Bixal Solutions Incident Response Procedure Checklist#

This is a short, actionable checklist for the Incident Commander (IC) and Responders to follow during incident response. It's a companion to the Incident Response Plan where you can find the full details of each step.

Step 1: Breathe#

• No one's life is in danger.
• Document your steps and findings! A client specific teams channel is recommended. This eases communications and handoffs.
• Consult with the Incident Commander (or other team members) if you have questions.

Roles#

There is often overlap between these two roles, especially at the beginning of an incident response.

Incident Commander (IC)#

• is the first Bixal Solutions team member to notice or respond to the incident
• forms the team (for the first 15-30 minutes the IC may also be the only Responder)
• escalates communication to additional team members and/or the Product Owner when needed.
• ensures steps are documented (usually in a client specific teams channel)
• ensures a ticket is created and a record of the Incident process is maintained

Responders#

• primarily responsible for the Assess and Remediate steps
• document in real time measurements, theories, steps taken in the agreed upon communication channel.
• seek out a separate Incident Commander if the incident will take longer than 15-30 minutes to resolve

Initiate#

At this point, the Incident Commander (aka the first Responder) is usually working alone:

• Determine if you can whether or not this may be a false alarm.
• If you believe it may be a real incident (best to err on the side of "it is an incident") and you can't resolve yourself in under 15-30 minutes, find either a Responder or replacement Incident Commander to help share the load:
  • Teams: IT Infrastructure group channel #Official - Incident Response using @General (notifies the team of an incident).
  • Bixal Solutions Incident Response Team contact sheet located in the IT Infrastructure Group.

Assess#

The Responders (more than one is OK) work to:

• Confirm the incident — is it a real incident?
  • Was the event triggered by an external dependency?
  • If it's not a real incident, go to False Alarm.
• Assess the severity, using the rubric in the IR guide (Bixal Solutions system incidents are generally Low severity.)

The Incident Commander:

• Forms a team (responders) to determine if the event is actually a confirmed incident, and if so assesses the severity.
• Determines whether to also activate the contingency plan - is a system failure causing the disruption?
• Posts an initial situation report ("sitrep") (example sitrep) to #Official - Incident Response teams including the a descriptive name, Commander and Responders

Remediate#

The Responders work to determine cause, find resolution and return the system(s) to normal operations.

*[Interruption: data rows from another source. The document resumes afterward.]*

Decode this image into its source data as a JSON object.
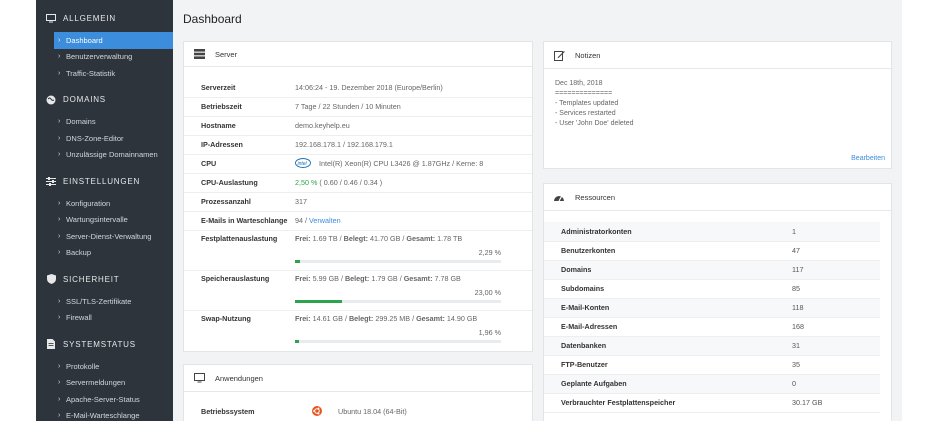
{
  "sidebar": {
    "sections": [
      {
        "label": "ALLGEMEIN",
        "icon": "monitor-icon",
        "items": [
          {
            "label": "Dashboard",
            "active": true
          },
          {
            "label": "Benutzerverwaltung"
          },
          {
            "label": "Traffic-Statistik"
          }
        ]
      },
      {
        "label": "DOMAINS",
        "icon": "globe-icon",
        "items": [
          {
            "label": "Domains"
          },
          {
            "label": "DNS-Zone-Editor"
          },
          {
            "label": "Unzulässige Domainnamen"
          }
        ]
      },
      {
        "label": "EINSTELLUNGEN",
        "icon": "sliders-icon",
        "items": [
          {
            "label": "Konfiguration"
          },
          {
            "label": "Wartungsintervalle"
          },
          {
            "label": "Server-Dienst-Verwaltung"
          },
          {
            "label": "Backup"
          }
        ]
      },
      {
        "label": "SICHERHEIT",
        "icon": "shield-icon",
        "items": [
          {
            "label": "SSL/TLS-Zertifikate"
          },
          {
            "label": "Firewall"
          }
        ]
      },
      {
        "label": "SYSTEMSTATUS",
        "icon": "file-icon",
        "items": [
          {
            "label": "Protokolle"
          },
          {
            "label": "Servermeldungen"
          },
          {
            "label": "Apache-Server-Status"
          },
          {
            "label": "E-Mail-Warteschlange"
          }
        ]
      }
    ]
  },
  "main": {
    "title": "Dashboard",
    "server": {
      "title": "Server",
      "rows": {
        "serverzeit": {
          "k": "Serverzeit",
          "v": "14:06:24 - 19. Dezember 2018 (Europe/Berlin)"
        },
        "betriebszeit": {
          "k": "Betriebszeit",
          "v": "7 Tage / 22 Stunden / 10 Minuten"
        },
        "hostname": {
          "k": "Hostname",
          "v": "demo.keyhelp.eu"
        },
        "ip": {
          "k": "IP-Adressen",
          "v": "192.168.178.1 / 192.168.179.1"
        },
        "cpu": {
          "k": "CPU",
          "brand": "intel",
          "v": "Intel(R) Xeon(R) CPU L3426 @ 1.87GHz / Kerne: 8"
        },
        "cpu_load": {
          "k": "CPU-Auslastung",
          "pct": "2,50 %",
          "v": "( 0.60 / 0.46 / 0.34 )"
        },
        "procs": {
          "k": "Prozessanzahl",
          "v": "317"
        },
        "mailq": {
          "k": "E-Mails in Warteschlange",
          "v": "94 /",
          "link": "Verwalten"
        },
        "disk": {
          "k": "Festplattenauslastung",
          "frei_l": "Frei:",
          "frei": "1.69 TB",
          "beleg_l": "Belegt:",
          "beleg": "41.70 GB",
          "ges_l": "Gesamt:",
          "ges": "1.78 TB",
          "sep": "/",
          "pct_text": "2,29 %",
          "fill": 0.0229
        },
        "mem": {
          "k": "Speicherauslastung",
          "frei_l": "Frei:",
          "frei": "5.99 GB",
          "beleg_l": "Belegt:",
          "beleg": "1.79 GB",
          "ges_l": "Gesamt:",
          "ges": "7.78 GB",
          "sep": "/",
          "pct_text": "23,00 %",
          "fill": 0.23
        },
        "swap": {
          "k": "Swap-Nutzung",
          "frei_l": "Frei:",
          "frei": "14.61 GB",
          "beleg_l": "Belegt:",
          "beleg": "299.25 MB",
          "ges_l": "Gesamt:",
          "ges": "14.90 GB",
          "sep": "/",
          "pct_text": "1,96 %",
          "fill": 0.0196
        }
      }
    },
    "apps": {
      "title": "Anwendungen",
      "row": {
        "k": "Betriebssystem",
        "v": "Ubuntu 18.04 (64-Bit)"
      }
    },
    "notes": {
      "title": "Notizen",
      "lines": [
        "Dec 18th, 2018",
        "==============",
        "- Templates updated",
        "- Services restarted",
        "- User 'John Doe' deleted"
      ],
      "edit_link": "Bearbeiten"
    },
    "resources": {
      "title": "Ressourcen",
      "rows": [
        {
          "k": "Administratorkonten",
          "v": "1"
        },
        {
          "k": "Benutzerkonten",
          "v": "47"
        },
        {
          "k": "Domains",
          "v": "117"
        },
        {
          "k": "Subdomains",
          "v": "85"
        },
        {
          "k": "E-Mail-Konten",
          "v": "118"
        },
        {
          "k": "E-Mail-Adressen",
          "v": "168"
        },
        {
          "k": "Datenbanken",
          "v": "31"
        },
        {
          "k": "FTP-Benutzer",
          "v": "35"
        },
        {
          "k": "Geplante Aufgaben",
          "v": "0"
        },
        {
          "k": "Verbrauchter Festplattenspeicher",
          "v": "30.17 GB"
        }
      ]
    }
  }
}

• If suspicious activity is suspected or other unanswered questions exist, create database dumps, take disk snapshots of relevant volumes, get screen captures of anomalous activity before making changes such that post-remedation forensic analysis is supported.
• Determining the cause can drive followup measures to prevent incident reccurence.
  • A containment strategy may be implemented by the Information Security Group for the instance to drop all ingress and egress traffic except from specific IPs (like yours) until forensics can be performed.

The Incident Commander coordinates activity:

• Keep the ticket/docs updated as people work, tracking:
  • Leads, and who's following them
  • Remediation items, and who's working on them, including customer notification (if appropriate to the situation)
• Send out sitreps on a regular cadence (high: hourly; medium: 2x daily; low: daily).
• Go into work shifts if the incident lasts longer then 3 hours.
• Hand off IC if the incident lasts longer than 3 hours.

Once the incident is resolved:

• Update the ticket, set status → "Ready for QA".
• Schedule a retrospective.
• Send a final sitrep vie email to stakeholders.
• Thank everyone involved for their service!

Special situations#

Extra checklists for special situations that don't always occur during incidents:

False Alarm#

Follow this checklist if an event turns out not to be a security incident:

• Notify #Official - Incident Response of the false alarm.
• Update the GitHub/Bitbucket/JIRA issue (if one exists) setting status to Done.
• If any sitreps have been sent out, send a final sitrep to all previous recipients, noting the false alarm.

Handing off IC#

Follow this checklist if you need to hand over IC duties:

• Old IC: brief New IC on the situation.
• New IC: confirm that you're taking over.
• New IC: update the GitHub/Bitbucket/JIRA issue, noting that you're now the IC.
• New IC: send out a sitrep, noting that you're taking over IC.
• Old IC: stick around for 15-20 minutes to ensure a smooth handoff, then log off!